I thought that some may be interested in our process in the workshop. Here is a brief description on how we make the wooden bases. This weekend I have made a start on two 10" Walnut bases, one is to be round and the other square. They are both for Inner Planet Orreries that I hope to complete by the end of March.
You may have noticed the way we make our bases is in sections rather then turn from one solid slab of timber. This is to prevent the inevitable rough end grain from appearing on two opposing sides of the base. It also gives the grain on top a nice pattern encircling the orrery.
I put this job off last week because the Mitre Saw is set up in the shed and it has been very cold out there. I bravely got to it on Saturday, first chopping six blocks at 30 degree angles for the round base and four pieces at 45 for the square.

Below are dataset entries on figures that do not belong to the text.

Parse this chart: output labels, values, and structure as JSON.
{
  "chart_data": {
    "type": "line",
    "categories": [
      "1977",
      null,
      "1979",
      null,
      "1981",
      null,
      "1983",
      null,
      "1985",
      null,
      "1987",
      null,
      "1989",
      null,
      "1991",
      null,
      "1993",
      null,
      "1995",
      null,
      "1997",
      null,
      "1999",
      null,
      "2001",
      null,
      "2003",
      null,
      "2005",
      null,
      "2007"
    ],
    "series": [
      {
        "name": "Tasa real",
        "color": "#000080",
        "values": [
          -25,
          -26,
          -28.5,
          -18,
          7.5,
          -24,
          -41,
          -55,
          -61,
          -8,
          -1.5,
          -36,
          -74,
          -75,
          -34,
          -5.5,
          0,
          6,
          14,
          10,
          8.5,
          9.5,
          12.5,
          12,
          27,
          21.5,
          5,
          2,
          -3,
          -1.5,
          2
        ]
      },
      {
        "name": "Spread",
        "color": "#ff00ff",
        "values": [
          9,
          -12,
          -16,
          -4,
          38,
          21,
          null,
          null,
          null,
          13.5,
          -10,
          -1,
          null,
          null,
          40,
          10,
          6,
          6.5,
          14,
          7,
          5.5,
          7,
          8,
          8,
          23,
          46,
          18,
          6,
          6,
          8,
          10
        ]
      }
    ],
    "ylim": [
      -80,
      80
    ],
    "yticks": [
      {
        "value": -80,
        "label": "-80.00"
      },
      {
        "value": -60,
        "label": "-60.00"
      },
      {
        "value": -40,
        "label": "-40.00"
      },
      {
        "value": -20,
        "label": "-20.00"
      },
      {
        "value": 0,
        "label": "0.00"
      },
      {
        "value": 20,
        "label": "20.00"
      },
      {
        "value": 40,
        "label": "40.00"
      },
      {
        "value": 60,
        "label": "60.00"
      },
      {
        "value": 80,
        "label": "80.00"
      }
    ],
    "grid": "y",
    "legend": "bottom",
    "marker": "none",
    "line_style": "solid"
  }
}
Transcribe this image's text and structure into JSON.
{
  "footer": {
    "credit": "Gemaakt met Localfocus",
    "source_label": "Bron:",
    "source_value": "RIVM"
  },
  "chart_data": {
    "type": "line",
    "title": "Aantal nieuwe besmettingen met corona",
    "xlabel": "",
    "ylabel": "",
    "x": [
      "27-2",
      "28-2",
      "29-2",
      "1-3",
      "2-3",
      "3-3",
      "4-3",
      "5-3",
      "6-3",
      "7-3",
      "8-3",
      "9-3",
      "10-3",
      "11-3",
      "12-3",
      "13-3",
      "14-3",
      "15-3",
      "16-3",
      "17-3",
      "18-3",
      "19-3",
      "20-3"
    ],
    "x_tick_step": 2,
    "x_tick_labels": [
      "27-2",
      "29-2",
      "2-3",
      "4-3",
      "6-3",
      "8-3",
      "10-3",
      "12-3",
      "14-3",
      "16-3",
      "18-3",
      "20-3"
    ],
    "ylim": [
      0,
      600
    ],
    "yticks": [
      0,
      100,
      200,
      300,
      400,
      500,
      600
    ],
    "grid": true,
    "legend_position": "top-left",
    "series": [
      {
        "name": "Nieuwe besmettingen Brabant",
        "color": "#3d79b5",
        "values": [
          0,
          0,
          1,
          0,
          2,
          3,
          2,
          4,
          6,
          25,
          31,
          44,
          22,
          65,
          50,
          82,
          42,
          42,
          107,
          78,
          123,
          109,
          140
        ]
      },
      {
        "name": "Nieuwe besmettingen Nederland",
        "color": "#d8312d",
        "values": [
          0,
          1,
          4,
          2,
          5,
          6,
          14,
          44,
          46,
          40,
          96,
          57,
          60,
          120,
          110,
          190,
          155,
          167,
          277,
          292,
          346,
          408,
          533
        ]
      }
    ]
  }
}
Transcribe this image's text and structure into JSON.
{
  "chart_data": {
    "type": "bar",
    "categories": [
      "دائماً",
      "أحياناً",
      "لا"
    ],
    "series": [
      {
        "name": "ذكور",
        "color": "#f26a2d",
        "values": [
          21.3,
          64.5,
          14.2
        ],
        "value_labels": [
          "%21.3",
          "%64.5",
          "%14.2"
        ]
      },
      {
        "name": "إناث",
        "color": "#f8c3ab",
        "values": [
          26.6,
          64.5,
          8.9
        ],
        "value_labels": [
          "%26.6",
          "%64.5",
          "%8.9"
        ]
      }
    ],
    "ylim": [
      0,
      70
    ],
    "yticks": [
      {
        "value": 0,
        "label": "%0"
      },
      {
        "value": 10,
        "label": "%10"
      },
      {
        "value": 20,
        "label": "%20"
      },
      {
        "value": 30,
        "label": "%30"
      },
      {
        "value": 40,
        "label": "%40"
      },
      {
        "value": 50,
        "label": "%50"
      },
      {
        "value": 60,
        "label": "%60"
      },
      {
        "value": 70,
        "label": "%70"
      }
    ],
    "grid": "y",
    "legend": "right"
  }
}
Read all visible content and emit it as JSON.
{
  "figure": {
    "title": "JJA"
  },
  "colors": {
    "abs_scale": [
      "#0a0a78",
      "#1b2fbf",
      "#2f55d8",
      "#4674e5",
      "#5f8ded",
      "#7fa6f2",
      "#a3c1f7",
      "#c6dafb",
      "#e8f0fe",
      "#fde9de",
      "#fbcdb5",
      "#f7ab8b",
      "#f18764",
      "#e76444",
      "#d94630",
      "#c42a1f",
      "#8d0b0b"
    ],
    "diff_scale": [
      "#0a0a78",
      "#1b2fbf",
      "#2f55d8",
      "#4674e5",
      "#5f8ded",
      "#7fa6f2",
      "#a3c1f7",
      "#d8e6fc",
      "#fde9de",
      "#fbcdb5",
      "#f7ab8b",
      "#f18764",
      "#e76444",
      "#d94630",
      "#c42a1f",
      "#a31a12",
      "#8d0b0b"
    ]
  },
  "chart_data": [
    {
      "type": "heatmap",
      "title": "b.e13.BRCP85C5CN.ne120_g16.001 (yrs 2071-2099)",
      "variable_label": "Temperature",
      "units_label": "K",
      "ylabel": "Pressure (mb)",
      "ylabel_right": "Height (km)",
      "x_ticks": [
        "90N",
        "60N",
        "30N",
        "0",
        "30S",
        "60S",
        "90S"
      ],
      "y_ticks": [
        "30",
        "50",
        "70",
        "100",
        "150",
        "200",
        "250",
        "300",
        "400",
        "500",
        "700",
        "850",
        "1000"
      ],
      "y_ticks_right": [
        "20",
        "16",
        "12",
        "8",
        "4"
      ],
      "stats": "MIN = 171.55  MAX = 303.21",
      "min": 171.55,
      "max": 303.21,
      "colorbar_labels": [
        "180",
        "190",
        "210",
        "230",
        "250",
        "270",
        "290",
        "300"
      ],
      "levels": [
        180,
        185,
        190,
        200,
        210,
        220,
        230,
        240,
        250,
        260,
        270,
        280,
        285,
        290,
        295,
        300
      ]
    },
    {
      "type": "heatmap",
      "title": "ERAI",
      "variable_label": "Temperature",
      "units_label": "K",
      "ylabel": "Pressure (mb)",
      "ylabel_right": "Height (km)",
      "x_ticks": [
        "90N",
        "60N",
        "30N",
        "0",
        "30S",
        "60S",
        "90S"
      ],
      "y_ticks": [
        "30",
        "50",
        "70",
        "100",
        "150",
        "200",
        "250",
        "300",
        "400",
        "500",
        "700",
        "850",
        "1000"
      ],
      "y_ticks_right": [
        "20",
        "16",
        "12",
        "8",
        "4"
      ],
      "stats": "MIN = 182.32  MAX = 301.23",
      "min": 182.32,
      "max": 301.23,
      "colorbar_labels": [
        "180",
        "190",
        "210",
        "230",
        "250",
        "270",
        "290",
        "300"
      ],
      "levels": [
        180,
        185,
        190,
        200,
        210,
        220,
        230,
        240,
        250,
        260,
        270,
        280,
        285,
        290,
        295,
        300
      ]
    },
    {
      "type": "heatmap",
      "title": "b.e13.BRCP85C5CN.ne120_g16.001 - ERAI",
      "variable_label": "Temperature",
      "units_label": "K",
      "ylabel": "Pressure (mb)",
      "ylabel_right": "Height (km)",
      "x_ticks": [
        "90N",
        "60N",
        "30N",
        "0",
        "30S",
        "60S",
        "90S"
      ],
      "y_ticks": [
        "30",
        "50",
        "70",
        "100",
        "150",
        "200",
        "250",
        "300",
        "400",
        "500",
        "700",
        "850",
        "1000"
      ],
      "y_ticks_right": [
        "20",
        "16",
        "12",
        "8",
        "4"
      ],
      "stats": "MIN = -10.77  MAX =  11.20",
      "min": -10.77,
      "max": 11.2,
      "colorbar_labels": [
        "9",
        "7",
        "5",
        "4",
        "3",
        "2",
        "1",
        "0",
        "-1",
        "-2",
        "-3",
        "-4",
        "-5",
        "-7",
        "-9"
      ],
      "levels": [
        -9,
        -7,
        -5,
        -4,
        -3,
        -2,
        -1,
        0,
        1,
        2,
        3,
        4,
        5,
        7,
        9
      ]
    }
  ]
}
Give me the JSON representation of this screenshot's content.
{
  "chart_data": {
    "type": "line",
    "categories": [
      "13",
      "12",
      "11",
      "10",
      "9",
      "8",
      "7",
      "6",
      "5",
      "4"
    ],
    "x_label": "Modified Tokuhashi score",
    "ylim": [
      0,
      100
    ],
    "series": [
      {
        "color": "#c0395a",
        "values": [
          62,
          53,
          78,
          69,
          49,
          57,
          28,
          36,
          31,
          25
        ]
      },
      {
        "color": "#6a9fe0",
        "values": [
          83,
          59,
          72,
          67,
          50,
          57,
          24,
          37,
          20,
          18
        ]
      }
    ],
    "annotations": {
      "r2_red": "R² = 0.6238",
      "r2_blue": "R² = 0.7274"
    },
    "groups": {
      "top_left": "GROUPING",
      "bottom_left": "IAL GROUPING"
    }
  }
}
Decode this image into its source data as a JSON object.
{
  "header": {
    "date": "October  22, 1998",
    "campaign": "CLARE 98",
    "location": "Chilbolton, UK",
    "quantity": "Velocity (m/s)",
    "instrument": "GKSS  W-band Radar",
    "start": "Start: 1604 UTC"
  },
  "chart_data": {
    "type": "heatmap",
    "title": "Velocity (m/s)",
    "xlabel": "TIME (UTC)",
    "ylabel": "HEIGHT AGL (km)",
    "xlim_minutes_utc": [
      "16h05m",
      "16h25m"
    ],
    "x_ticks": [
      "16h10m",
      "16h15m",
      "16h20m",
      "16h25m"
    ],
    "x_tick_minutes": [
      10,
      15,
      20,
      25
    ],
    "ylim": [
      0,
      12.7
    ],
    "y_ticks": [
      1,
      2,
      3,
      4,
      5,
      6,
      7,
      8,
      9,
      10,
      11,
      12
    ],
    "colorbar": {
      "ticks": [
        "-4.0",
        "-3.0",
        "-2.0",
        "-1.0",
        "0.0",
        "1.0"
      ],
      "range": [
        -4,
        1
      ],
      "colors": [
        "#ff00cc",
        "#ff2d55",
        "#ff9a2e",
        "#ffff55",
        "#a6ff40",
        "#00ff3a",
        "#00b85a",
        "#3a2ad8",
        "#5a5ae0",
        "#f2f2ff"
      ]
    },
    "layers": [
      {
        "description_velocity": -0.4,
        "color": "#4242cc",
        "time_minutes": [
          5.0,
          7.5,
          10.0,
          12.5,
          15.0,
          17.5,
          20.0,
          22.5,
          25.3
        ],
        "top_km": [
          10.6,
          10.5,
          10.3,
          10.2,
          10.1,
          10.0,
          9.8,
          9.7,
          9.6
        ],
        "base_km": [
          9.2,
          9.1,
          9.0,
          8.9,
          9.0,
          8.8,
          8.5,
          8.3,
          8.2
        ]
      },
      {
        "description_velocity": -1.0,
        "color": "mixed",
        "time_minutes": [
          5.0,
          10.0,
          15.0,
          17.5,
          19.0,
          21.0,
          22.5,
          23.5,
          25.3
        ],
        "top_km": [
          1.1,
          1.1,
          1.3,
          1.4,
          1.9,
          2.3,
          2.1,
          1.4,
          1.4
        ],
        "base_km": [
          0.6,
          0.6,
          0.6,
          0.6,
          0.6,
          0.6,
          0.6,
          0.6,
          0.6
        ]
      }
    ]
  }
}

These are only rough cuts, it is vital that each block is machined flat and parallel with each face perpendicular to the next. This means using trigonometry to set up parallels on the mill bed.
After all five faces are machined it was time to glue the blocks the together. I applied PVA glue to the edges and held them tightly together in our purpose made vice. The blocks went together very well. The pitfalls of not machining the edges perfectly square are gaps showing at the seams which would have meant starting again. Another issues I could have potentially come across would be not having the edges of the square base all meeting at the same distance which would not look right when the bases edges were eventually bought to size.